La nueva feminidad es un hecho. Pero la nueva masculinidad apenas si empieza a apuntar, balbuceando, entre algunos colectivos reducidos. El macho ha adoptado una especie de resistencia pasiva y no ha cedido, en lo que ha ido cediendo, ni de buena gana ni de manera voluntaria sino forzado por el empuje persistente de la revolución feminista. Las mujeres han ido ocupando las nuevas plazas, no invitadas, no porque los hombres se las hayan cedido con agrado, sino empujando. En un principio, el ágora era masculina. Aún falta mucho trecho para llegar a la meta del ágora compartida. Tanto en el ámbito público como en el privado.
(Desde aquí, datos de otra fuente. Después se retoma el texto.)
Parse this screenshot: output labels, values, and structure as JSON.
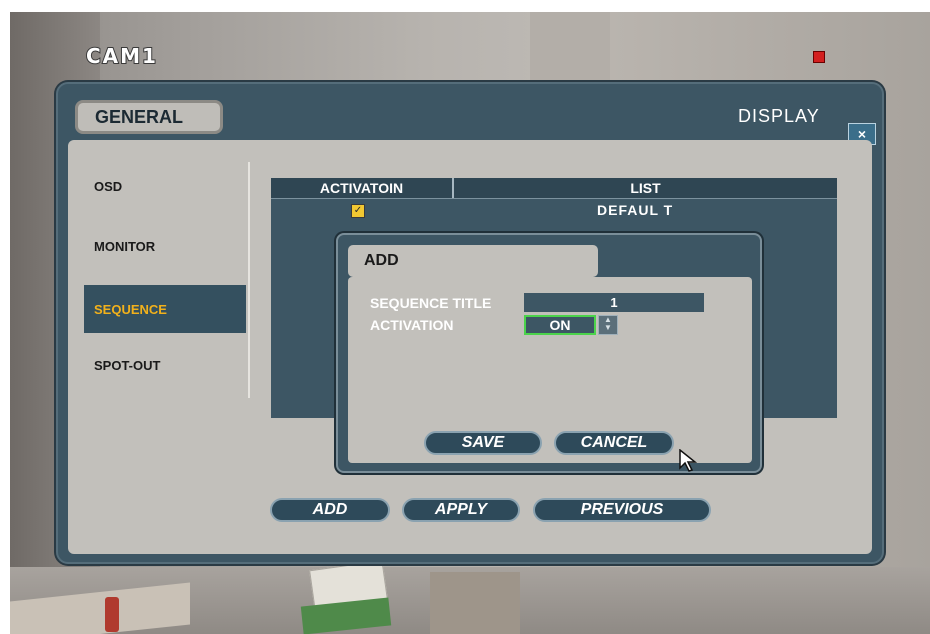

El cambio radica en la práctica del poder

En lo esencial, las mujeres han cumplido con su parte, los hombres todavía no. Ha llegado pues la hora de transformar también la masculinidad, lo que empieza por limar el espíritu jerárquico ancestral hasta desprenderse de él en lo posible. Nunca resulta fácil renunciar a posiciones de privilegio, pero es imprescindible bajar al menos un par de escalones, iniciar un franco retroceso, si nos queremos aproximar y acomodar al objetivo de la igualdad real y efectiva. El núcleo del cambio se encuentra en el poder, en la concepción y en la práctica del poder, que siempre han sido masculinos.

En todas las especies de primates, con la posible excepción de los bonobos que no viene al caso, las hembras ocupan una posición subordinada en la lucha constante de los machos por la ascensión en la escala jerárquica. Pero si la humanidad ha conseguido sacudirse buena parta de la pesada carga de la herencia genética a base de civilización y cultura, también deberían empezar, los machos, a recortar las aspiraciones de jerarquía tribal que provienen de las hordas de nuestros antepasados, los homínidos.

El homo sapiens era cazador y guerrero, agresivo, territorial y jerárquico. La 'mujer sapiens' era recolectora y se socializaba de una forma mucho más amable, la mayor parte del tiempo en ausencia de machos adultos. De ahí que las mujeres de nuestra época, para cambiar, hayan debido redescubrir la antigua herencia y ponerla al servicio de sus legítimas aspiraciones. El trabajo mayúsculo, desprenderse de la agresividad y de las pulsiones de dominio, corre a cuenta de los machos. El género femenino, que había sido relegado a la triste condición de omega, ya ha alcanzado el estatus de género beta. Ahora es preciso que el género alfa de la especie retroceda hasta la beta. Como mínimo.